You can see that on average the estimates for tv and radio are close to correct but the distributions are wide. So for any one instance of the data (which in real life is all we have) chances are that our estimate is quite wide of the mark. The data and plots are created using the following code:

coefs<-NA for (i in 1:10000){ sim<-create_test_sets(base_p=1000, trend_p=0.8, season_p=4, ad_p=30, dim=100, dec=0.3, adstock_form=1, radio_p=0.1, error_std=5) lm_std<-lm(sales~week+temp+adstock+radio_spend, data=sim) coefs<-rbind(coefs,coef(lm_std)) } col_means<-colMeans(coefs[-1,]) for_div<-matrix(rep(col_means,10000), nrow=10000, byrow=TRUE) mean_div<-coefs[-1,]/for_div m_coefs<-melt(mean_div) ggplot(data=m_coefs, aes(x=value))+geom_density()+facet_wrap(~X2, scales="free_y") + scale_x_continuous('Scaled as % of Mean')

What does ridge regression do to fix this? Ridge regression is best explained using a concept more familiar in machine learning and data mining: the bias-variance trade off. The idea is that you will often achieve better predictions (or estimates) if you are prepared to swap a bit of unbiasedness for much less variance. In other words the average of your predictions will no longer converge on the right answer but any one prediction is likely to be much closer.

In ridge regression we have a parameter lambda that controls the bias-variance trade off. As lambda increases our estimates get more biased but their variance increases. Cross-validation (another machine learning technique) is used to estimate the best possible setting of lambda.

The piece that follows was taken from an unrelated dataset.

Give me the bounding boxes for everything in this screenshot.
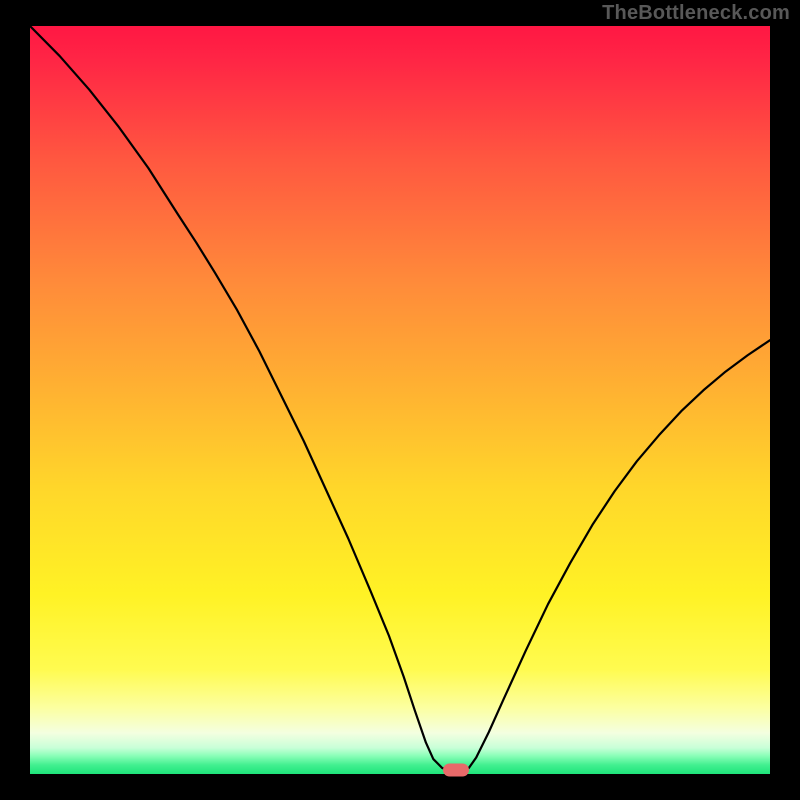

So let’s see if ridge regression can help us with the multicolinearity in our marketing mix data. What we hope to see is a decent reduction in variance but not at too high a price in bias. The code below simulates the distribution of the ridge regression estimates of the parameters for increasing values of lambda.

library(MASS) for (i in 1:1000){ sim<-create_test_sets(base_p=1000, trend_p=0.8, season_p=4, ad_p=30, dim=100, dec=0.3, adstock_form=1, radio_p=0.1, error_std=5) lm_rg<-lm.ridge(sales~week+temp+adstock+radio_spend, data=sim, lambda = seq(0,20,0.5)) if (i==1){coefs_rg<-coef(lm_rg)} else {coefs_rg<-rbind(coefs_rg,coef(lm_rg))} } colnames(coefs_rg)[1]<-"intercept" m_coefs_rg<-melt(coefs_rg) names(m_coefs_rg)<-c("lambda", "variable", "value") ggplot(data=m_coefs_rg, aes(x=value, y=lambda))+geom_density2d()+facet_wrap(~variable, scales="free")

The results are not encouraging. Variance decreases slightly for tv and radio however the cost in bias is far too high.

I’m aware that this by no means proves that ridge regression is never a solution for marketing mix data but it does at least show that it is not always the solution and I’m inclined to think that if it doesn’t work in a simple situation like this then it doesn’t work very often.

However I might try varying the parameters for the simulated data set to see if there are some settings where it looks more promising.

Still, for now, I won’t be recommending it as a solution to multicollinearity in marketing mix models.

A good explanation of ridge regression can be found in this post

Absolutely fantastic Simon, I am glad I found your blog on MMX. However, could it be possible that you can explain the MMX in more simpler way (considering that there are lots of people who are at beginners stage, including me). By the way,

1) What programming (Software) is this?

2) If there is multicollinearity with two variables is it always good to remove one variable? or is it ok to continue with both ? If the later is fine then how to justify the inclusion of both variables?

3) How to know which regression to use, as there are few variants of regression available and what are the justification to use a particular type of regression?

4) how convenient is to use SAS for this kind of exercise?

thanks so much for you blog and to the answers in advance!!